DISPEL is a language designed for describing and organising data-intensive processing.
Cloud systems, such as OSDC and Microsoft's Azure are intended to provide easily accessed and economic data-intensive computation.
The challenge is that DISPEL is a streaming technology that potentially can handle large volumes of data as well as continuous streams of data.
This streaming needs computational nodes that can access disks and that can communicate with one another, e.g. stream data to one another.
A gateway is also needed that accepts requests encoded in DISPEL and distributes them to those nodes, partitioning the enactment graph to balance
the load on each node, and co-locating nodes that have large data volumes to send to one another.
The first project phase would develop a deployment phase that set up the gateway and intercommunicating nodes rather like a pilot job in other distributed computing systems. These would then be allocated work as it arrives as DISPEL requests at the gateway. Initially, with whole DISPEL graphs to a node,
and then with preconfigured distribution over the nodes. Measuring the performance or costs of this base-level system would complete this phase.
The second, and more ambitious, phase would dynamically partition the incoming graphs over the available nodes autonomically optimising the combined system to deliver results as quickly as possible. This would be advanced by taking into account alternative resources which might be used, building on the research of Chee Sun Liew. This phase would finish by measuring the effectiveness of various optimisation strategies.

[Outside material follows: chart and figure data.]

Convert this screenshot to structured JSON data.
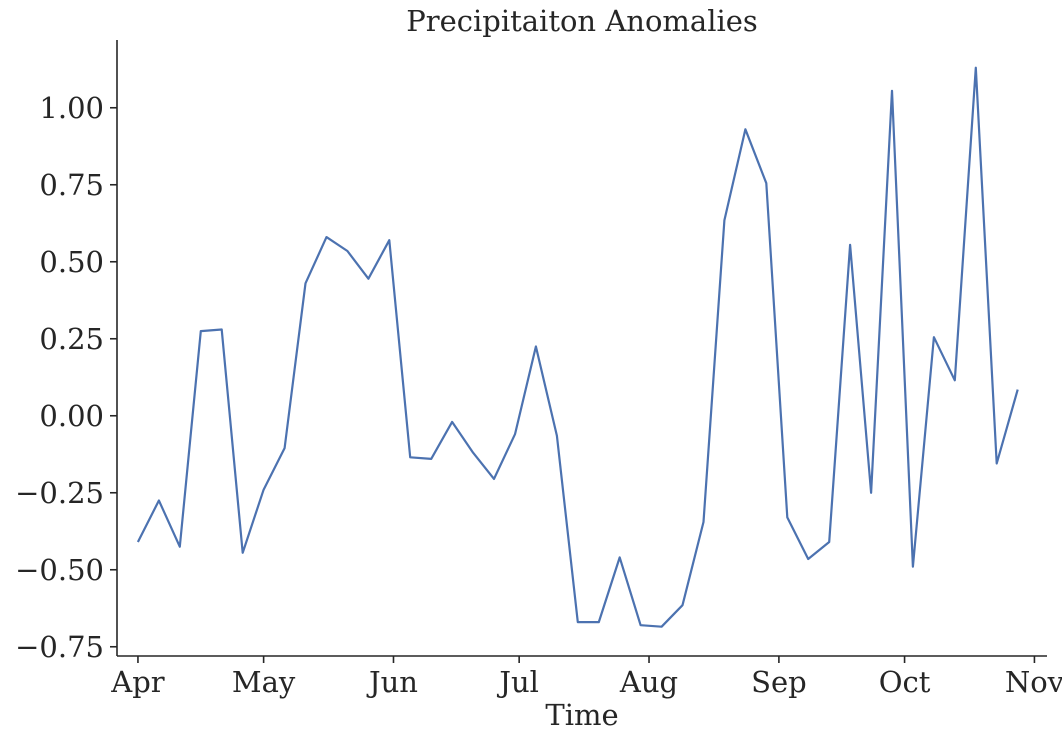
{
  "chart_data": {
    "type": "line",
    "title": "Precipitaiton Anomalies",
    "xlabel": "Time",
    "ylabel": "",
    "x_tick_labels": [
      "Apr",
      "May",
      "Jun",
      "Jul",
      "Aug",
      "Sep",
      "Oct",
      "Nov"
    ],
    "y_tick_labels": [
      "−0.75",
      "−0.50",
      "−0.25",
      "0.00",
      "0.25",
      "0.50",
      "0.75",
      "1.00"
    ],
    "y_ticks": [
      -0.75,
      -0.5,
      -0.25,
      0.0,
      0.25,
      0.5,
      0.75,
      1.0
    ],
    "ylim": [
      -0.78,
      1.22
    ],
    "xlim": [
      "2023-03-27",
      "2023-11-04"
    ],
    "x_tick_dates": [
      "2023-04-01",
      "2023-05-01",
      "2023-06-01",
      "2023-07-01",
      "2023-08-01",
      "2023-09-01",
      "2023-10-01",
      "2023-11-01"
    ],
    "grid": false,
    "line_color": "#4c72b0",
    "series": [
      {
        "x": [
          "2023-04-01",
          "2023-04-06",
          "2023-04-11",
          "2023-04-16",
          "2023-04-21",
          "2023-04-26",
          "2023-05-01",
          "2023-05-06",
          "2023-05-11",
          "2023-05-16",
          "2023-05-21",
          "2023-05-26",
          "2023-05-31",
          "2023-06-05",
          "2023-06-10",
          "2023-06-15",
          "2023-06-20",
          "2023-06-25",
          "2023-06-30",
          "2023-07-05",
          "2023-07-10",
          "2023-07-15",
          "2023-07-20",
          "2023-07-25",
          "2023-07-30",
          "2023-08-04",
          "2023-08-09",
          "2023-08-14",
          "2023-08-19",
          "2023-08-24",
          "2023-08-29",
          "2023-09-03",
          "2023-09-08",
          "2023-09-13",
          "2023-09-18",
          "2023-09-23",
          "2023-09-28",
          "2023-10-03",
          "2023-10-08",
          "2023-10-13",
          "2023-10-18",
          "2023-10-23",
          "2023-10-28"
        ],
        "values": [
          -0.41,
          -0.275,
          -0.425,
          0.275,
          0.28,
          -0.445,
          -0.24,
          -0.105,
          0.43,
          0.58,
          0.535,
          0.445,
          0.57,
          -0.135,
          -0.14,
          -0.02,
          -0.12,
          -0.205,
          -0.06,
          0.225,
          -0.065,
          -0.67,
          -0.67,
          -0.46,
          -0.68,
          -0.685,
          -0.615,
          -0.345,
          0.635,
          0.93,
          0.755,
          -0.33,
          -0.465,
          -0.41,
          0.555,
          -0.25,
          1.055,
          -0.49,
          0.255,
          0.115,
          1.13,
          -0.155,
          0.085
        ]
      }
    ]
  }
}
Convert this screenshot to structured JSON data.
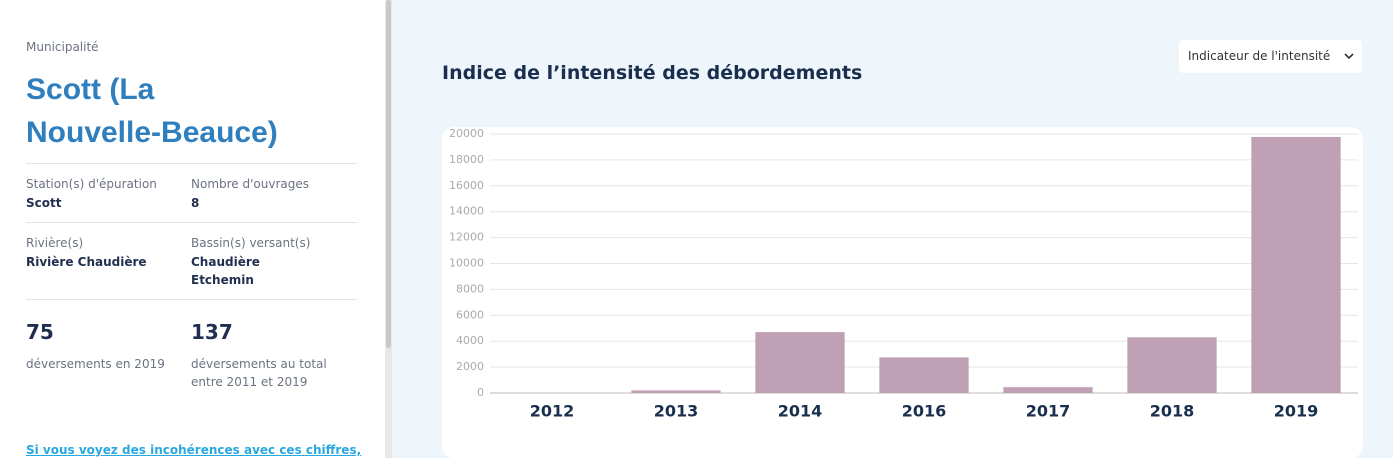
{
  "sidebar": {
    "label": "Municipalité",
    "name": "Scott (La Nouvelle-Beauce)",
    "fields": [
      {
        "label": "Station(s) d'épuration",
        "lines": [
          "Scott"
        ]
      },
      {
        "label": "Nombre d'ouvrages",
        "lines": [
          "8"
        ]
      },
      {
        "label": "Rivière(s)",
        "lines": [
          "Rivière Chaudière"
        ]
      },
      {
        "label": "Bassin(s) versant(s)",
        "lines": [
          "Chaudière",
          "Etchemin"
        ]
      }
    ],
    "stats": [
      {
        "value": "75",
        "label": "déversements en 2019"
      },
      {
        "value": "137",
        "label": "déversements au total entre 2011 et 2019"
      }
    ],
    "link": "Si vous voyez des incohérences avec ces chiffres,"
  },
  "dropdown": "Indicateur de l'intensité",
  "chart_data": {
    "type": "bar",
    "title": "Indice de l’intensité des débordements",
    "categories": [
      "2012",
      "2013",
      "2014",
      "2016",
      "2017",
      "2018",
      "2019"
    ],
    "values": [
      0,
      200,
      4700,
      2750,
      450,
      4300,
      19770
    ],
    "color": "#c0a0b4",
    "ylim": [
      0,
      20000
    ],
    "yticks": [
      0,
      2000,
      4000,
      6000,
      8000,
      10000,
      12000,
      14000,
      16000,
      18000,
      20000
    ],
    "grid": true
  }
}
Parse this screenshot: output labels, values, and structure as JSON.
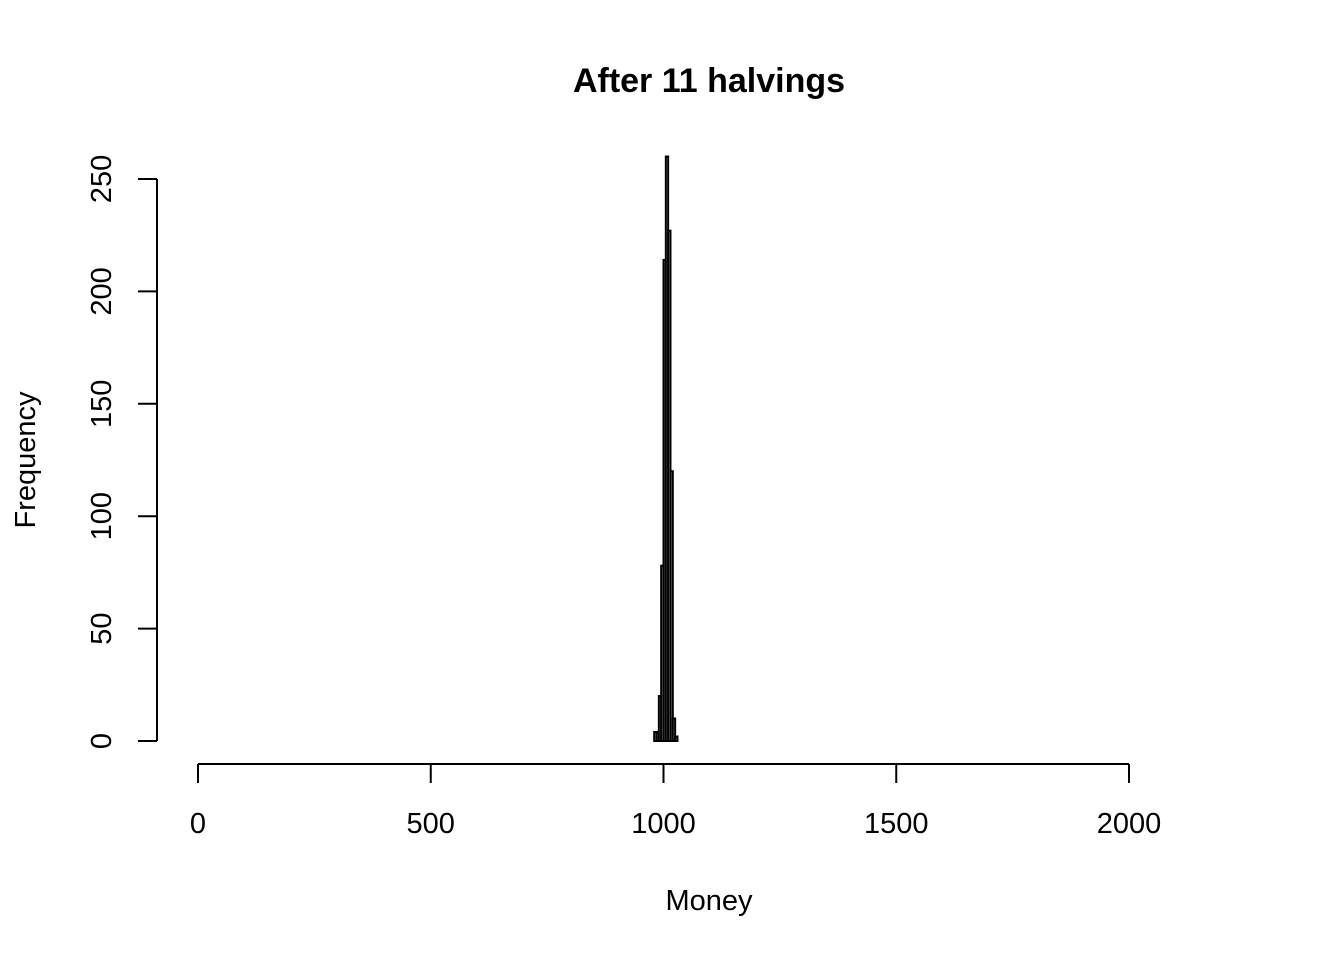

The third phase would consider a continuous stream of DISPEL requests arriving at one or more gateways. It would consider two forms of dynamic optimisation in addition to and in conjunction with those above. (1) delegation of all or part of a request to another gateway, or (2) adjusting the number or type of nodes behind a gateway, increasing their number as the load increases and reducing it as it decreases. The measurements would now show how these optimisations affect the individual jobs and how they affect the cost ($ charged, energy, etc.) of running the workload.
Parts of this might be undertaken during OSDC PIRE research visits; it might also be developed into a PhD.